Reason's rhyme resolves in time

 

The kind of sonnet form that Shakespeare wrote
–a poem of Love, or Time, in fourteen lines
Rhymed the way these are, clear, easy to quote–
Channels strong feelings into deep designs.
Three quatrains neatly fitting limb to joint,
Their lines cut with the sharpness of a prism,
Flash out in colors as they make their point
In what logicians call a syllogism–
(If A, and B, then C)–and so it goes,
Unless the final quatrain starts out "But"
Or "Nevertheless," these groups of lines dispose
Themselves in reasoned sections, tightly shut.
The final couplet's tight and terse and tends
To sum up neatly how the sonnet ends.

~ John Hollander, 28 October 1929 – 17 August 2013
Rhyme's Reason, Yale UP, 0300088329, 1981, p. 19

In your playground I learned to care deeply about form. Thanks, John.

Last 5 posts by David Byron

Comments

  1. says

    Thrice put out an album with 4 sonnets on it called The Alchemy Index. Child Of Dust is one of the best and creepy songs around (it ends with the sound of dirt being piled on the listeners grave).

  2. En Passant says

    The soul of wit. Thanks much for the tip.

    A now deceased minor poet friend some years ago wrote a snarky and slapstick villanelle about the villanelle, which piqued my interest in the devilish "metapoetic" genre generally.
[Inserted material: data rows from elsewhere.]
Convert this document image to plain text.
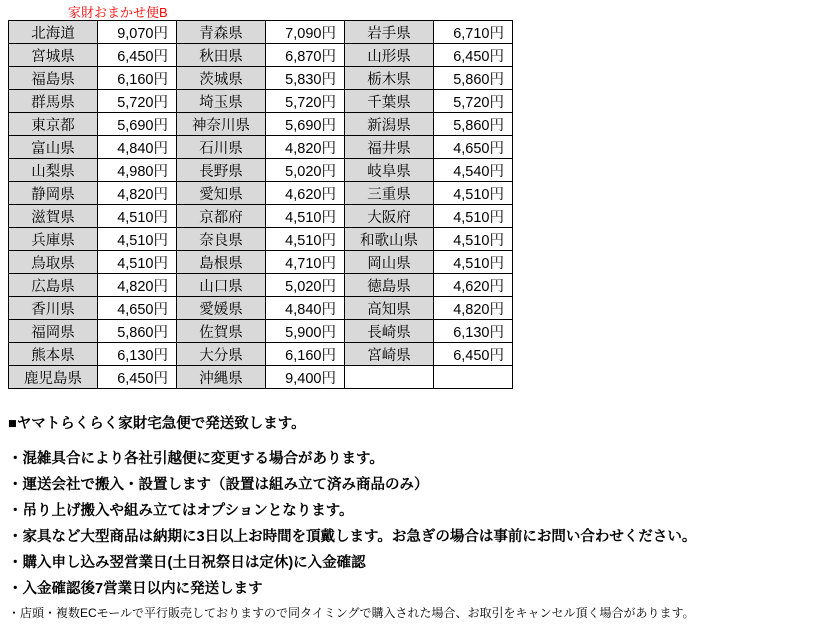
家財おまかせ便B
北海道	9,070円	青森県	7,090円	岩手県	6,710円
宮城県	6,450円	秋田県	6,870円	山形県	6,450円
福島県	6,160円	茨城県	5,830円	栃木県	5,860円
群馬県	5,720円	埼玉県	5,720円	千葉県	5,720円
東京都	5,690円	神奈川県	5,690円	新潟県	5,860円
富山県	4,840円	石川県	4,820円	福井県	4,650円
山梨県	4,980円	長野県	5,020円	岐阜県	4,540円
静岡県	4,820円	愛知県	4,620円	三重県	4,510円
滋賀県	4,510円	京都府	4,510円	大阪府	4,510円
兵庫県	4,510円	奈良県	4,510円	和歌山県	4,510円
鳥取県	4,510円	島根県	4,710円	岡山県	4,510円
広島県	4,820円	山口県	5,020円	徳島県	4,620円
香川県	4,650円	愛媛県	4,840円	高知県	4,820円
福岡県	5,860円	佐賀県	5,900円	長崎県	6,130円
熊本県	6,130円	大分県	6,160円	宮崎県	6,450円
鹿児島県	6,450円	沖縄県	9,400円		
■ヤマトらくらく家財宅急便で発送致します。
・混雑具合により各社引越便に変更する場合があります。
・運送会社で搬入・設置します（設置は組み立て済み商品のみ）
・吊り上げ搬入や組み立てはオプションとなります。
・家具など大型商品は納期に3日以上お時間を頂戴します。お急ぎの場合は事前にお問い合わせください。
・購入申し込み翌営業日(土日祝祭日は定休)に入金確認
・入金確認後7営業日以内に発送します
・店頭・複数ECモールで平行販売しておりますので同タイミングで購入された場合、お取引をキャンセル頂く場合があります。
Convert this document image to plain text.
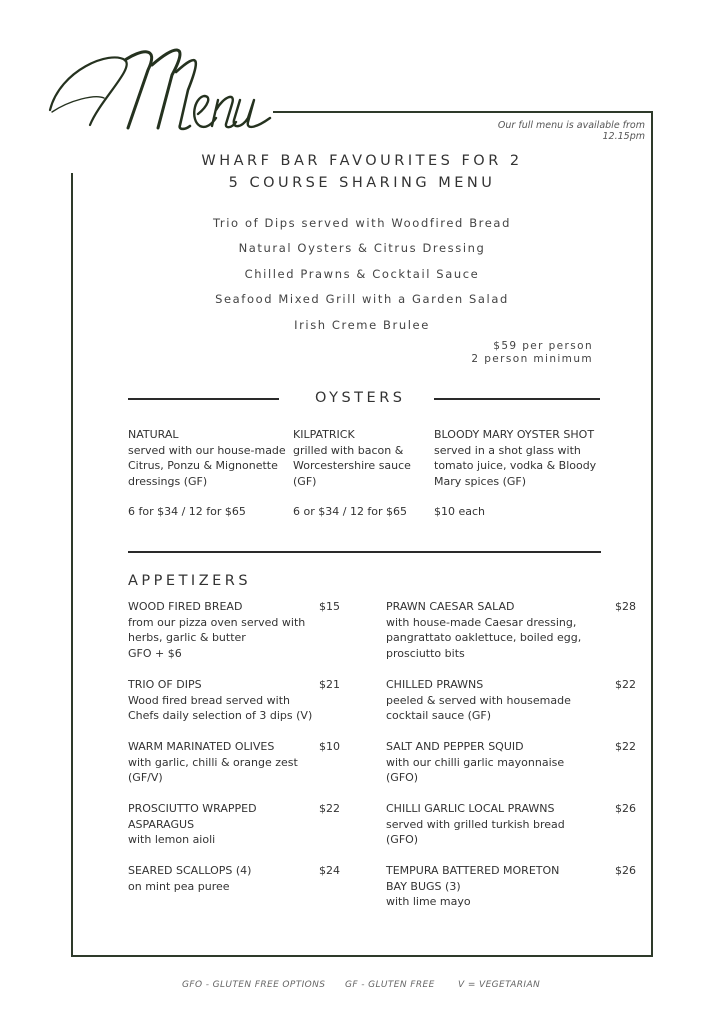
Our full menu is available from 12.15pm
WHARF BAR FAVOURITES FOR 2
5 COURSE SHARING MENU
Trio of Dips served with Woodfired Bread
Natural Oysters & Citrus Dressing
Chilled Prawns & Cocktail Sauce
Seafood Mixed Grill with a Garden Salad
Irish Creme Brulee
$59 per person
2 person minimum
OYSTERS
NATURAL
served with our house-made
Citrus, Ponzu & Mignonette
dressings (GF)
6 for $34 / 12 for $65
KILPATRICK
grilled with bacon &
Worcestershire sauce
(GF)
6 or $34 / 12 for $65
BLOODY MARY OYSTER SHOT
served in a shot glass with
tomato juice, vodka & Bloody
Mary spices (GF)
$10 each
APPETIZERS
WOOD FIRED BREAD
from our pizza oven served with
herbs, garlic & butter
GFO + $6
$15
TRIO OF DIPS
Wood fired bread served with
Chefs daily selection of 3 dips (V)
$21
WARM MARINATED OLIVES
with garlic, chilli & orange zest
(GF/V)
$10
PROSCIUTTO WRAPPED
ASPARAGUS
with lemon aioli
$22
SEARED SCALLOPS (4)
on mint pea puree
$24
PRAWN CAESAR SALAD
with house-made Caesar dressing,
pangrattato oaklettuce, boiled egg,
prosciutto bits
$28
CHILLED PRAWNS
peeled & served with housemade
cocktail sauce (GF)
$22
SALT AND PEPPER SQUID
with our chilli garlic mayonnaise
(GFO)
$22
CHILLI GARLIC LOCAL PRAWNS
served with grilled turkish bread
(GFO)
$26
TEMPURA BATTERED MORETON
BAY BUGS (3)
with lime mayo
$26
GFO - GLUTEN FREE OPTIONS GF - GLUTEN FREE	V = VEGETARIAN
    Now thanks to your tip I've found "This form with two refrains in parallel?"

    Hollander's work is elegant as hell.

  3. barry says

    On the other hand the limerick scheme
    is like a short unforgettable meme.
    It's still a craft
    that can make people laugh,
    and you can churn it out by the ream.

  4. En Passant says

    In a limerick, lines one, two and five,
    Get three anapests each for their jive.
    But on lines three and four,
    We find two, and no more.
    By thirteen, at the end we arrive.

    I am soooo outta here!

  5. says

    Now thanks to your tip I've found "This form with two refrains in parallel?"

    Hollander's work is elegant as hell.

    Indeed. :)

  6. En Passant says

    Indeed. :)

    Which ineffable but nigh unmissable characteristic distinguishes poets from poetasters like scholars from schoolboys.

    If it's sin to envy your study with such a master now gone, then peccavi, though I consider it homage.

  7. says

    @En Passant
    I enjoyed studying with many masters, but he wasn't one of them (though we walked past one another many times– that's gotta count for something, right?). From an early age, I learned at the knee of his writings, the playground he projected in verse and prose.